Yatra Eyes Major Expansion of B2B Operations
Yatra, an Indian cyberspace travel agency, has been planning to further expand its business-to-business (B2B) operations. Dhruv Shringi, the CEO and Whole Time Director, suggested a strategy leaning towards the acquisition of continuous, high-value corporate clients as opposed to targeting singular, price-sensitive leisure customers.
A review of the company’s performance for the quarter that ended on June 30 highlighted a significant shift. The gross bookings segment saw the lion’s share being claimed by its B2B services. Reports indicated that approximately 67% of total bookings were business-oriented, and the company predicts this percentage could rise to 70% by the end of the financial year.
The focus of Yatra’s growth strategy is the integration of their platform into regular operations of corporate customers. Shringi referred to the concept of ‘switching costs’, which denotes the additional effort required by a business to shift away once Yatra’s platform becomes integral to their routine.
The CEO emphasized their edge over competitors who generally retain an offline approach to dealing with companies. Yatra prides itself on its high-tech integration with clients and deeper penetration in online spheres. These factors make it a frontrunner as digital transformation takes over travel processes within businesses.
Shringi highlighted the business opportunity that Yatra can seize due to the ongoing digital wave sweeping across the industry. He pointed out that many of their competitors continue using offline methods and have barely integrated these processes. He believes that this is why Yatra has an enormous potential to influence digital uptake.
In the previous year, Yatra made a significant move by acquiring Globe All India Services, a provider of corporate travel services, with a cash transaction totaling INR 1.28 billion ($15.25 million). This acquisition is central to the evolving strategy of Yatra, as it aims to increase its footprint in the corporate world.
The emphasis on maintaining long-term relationships with their corporate clients became clear when Shringi mentioned the duration of association with their biggest customers. As evidence of their business resilience, he mentioned that out of their top 100 clients, 73 have been with them for more than five years.
He underscored how such relationships pave the way for predictable revenue streams and operation leverage, especially once they have established technical integrations. In a market where online travel platforms woo consumers with discounts and aggressive marketing, Yatra has chosen a different approach focusing on corporate clientele.
Shringi proudly shared their corporate travel retention rate, which stands above 97% annually. He cited this high retention rate as the backbone of their high operating leverage within their business operations.
Yatra’s margin improvement strategy focuses on two aspects. First, they put a halt to direct discounting strategies for customers, instead, opting to collaborate with banks and marketing partners for special offers. This resulted in a decreased cost of customer acquisition for Yatra.
The second aspect of their margin improvement plan is the shift of their business mix towards products holding higher margins including corporate airline tickets, hotel accommodations, and package deals. ‘Hotels and packages contribute a net margin of nearly 11%, compared to the 3%-4% net margin from air services’, clarified Shringi.
He revealed that the mix of hotels and packages in their gross bookings has seen a significant shift, moving from 15% to nearly 20% year over year. These changes have played a crucial role in improving the net margin and revenue-after-cost values of the company, pushing them higher than mere rises in gross bookings.
For the recently concluded quarter, Yatra reported a 9% year-over-year increase in gross bookings, turning around previous drops in total volume. The improvement hasn’t been evenly distributed, though; while airway bookings saw a modest increase, hotel accommodations and package deals experienced a quicker pace of growth.
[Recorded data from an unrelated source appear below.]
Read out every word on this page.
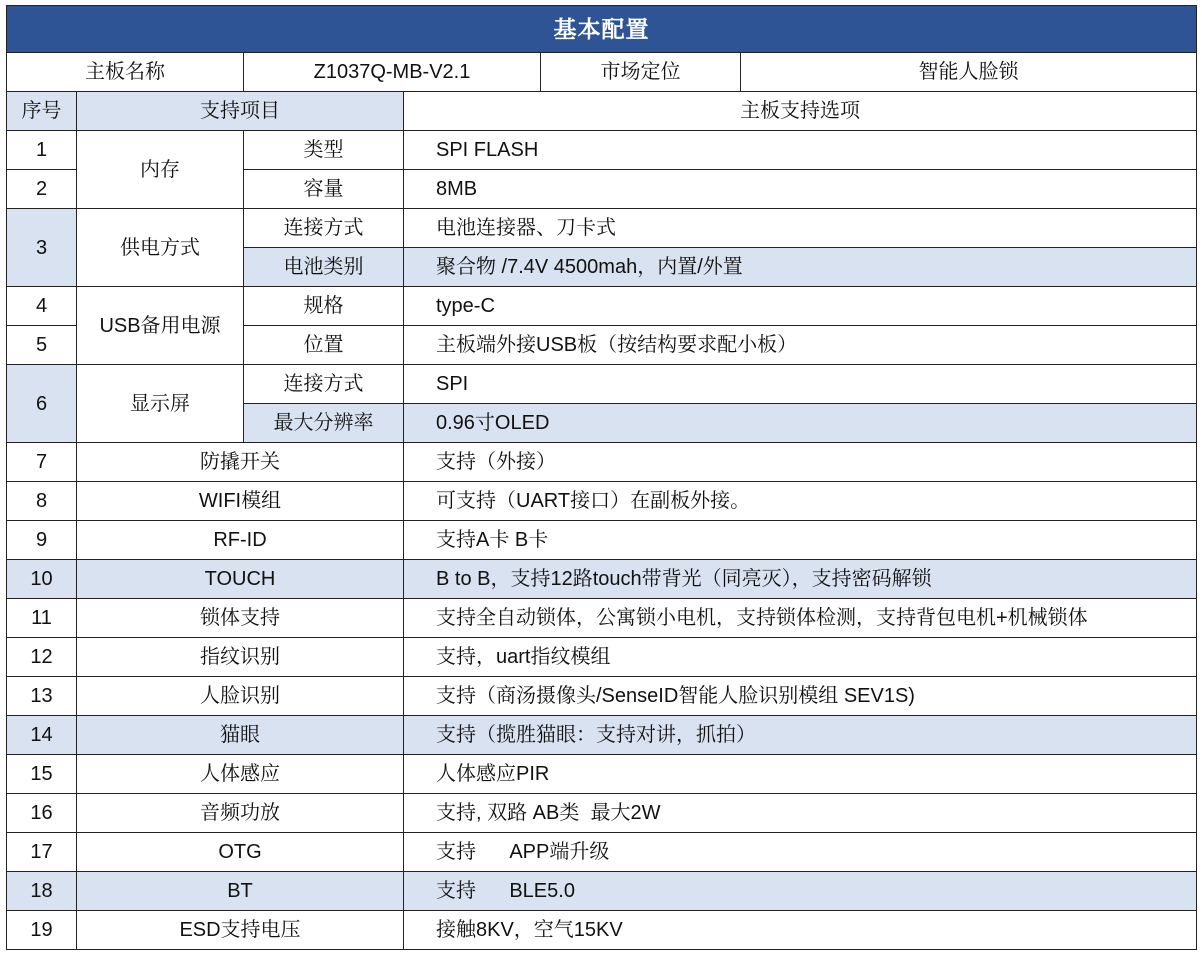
基本配置					
主板名称		Z1037Q-MB-V2.1		市场定位	智能人脸锁
序号	支持项目		主板支持选项		
1	内存	类型	SPI FLASH		
2		容量	8MB		
3	供电方式	连接方式	电池连接器、刀卡式		
		电池类别	聚合物 /7.4V 4500mah，内置/外置		
4	USB备用电源	规格	type-C		
5		位置	主板端外接USB板（按结构要求配小板）		
6	显示屏	连接方式	SPI		
		最大分辨率	0.96寸OLED		
7	防撬开关		支持（外接）		
8	WIFI模组		可支持（UART接口）在副板外接。		
9	RF-ID		支持A卡 B卡		
10	TOUCH		B to B，支持12路touch带背光（同亮灭），支持密码解锁		
11	锁体支持		支持全自动锁体，公寓锁小电机，支持锁体检测，支持背包电机+机械锁体		
12	指纹识别		支持，uart指纹模组		
13	人脸识别		支持（商汤摄像头/SenseID智能人脸识别模组 SEV1S)		
14	猫眼		支持（揽胜猫眼：支持对讲，抓拍）		
15	人体感应		人体感应PIR		
16	音频功放		支持, 双路 AB类  最大2W		
17	OTG		支持      APP端升级		
18	BT		支持      BLE5.0		
19	ESD支持电压		接触8KV，空气15KV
Their immediate growth lever is pinned on cross-selling hotels to their corporate clients. Many of their recent corporate engagements have been initiated through hotels, enabling them to add further layers of travel services for these companies. This, underlines their strategy to focus on products like hotels and packages that yield higher margins and are easier to cross-sell.
Looking at the key financials for the recent quarter: the revenues from operations jumped 108% year-on-year, reaching INR 2.1 billion ($24 million), while the adjusted EBITDA hiked up by 138% year-on-year to INR 249 million ($2.8 million). Moreover, the net profit soared by 296% as compared to the same quarter last year, reaching INR 160 million ($1.8 million).
The company also expanded its clientele, closing 34 new corporate accounts during the quarter with an estimated annual billing prospect of INR 2 billion ($23 million). Yatra’s strategy focuses on establishing symbiotic relationships with much larger, sustained corporate clients. This strategy has not only aided their B2B growth but is also bringing them closer to becoming a key player in the digitization of the corporate travel sector.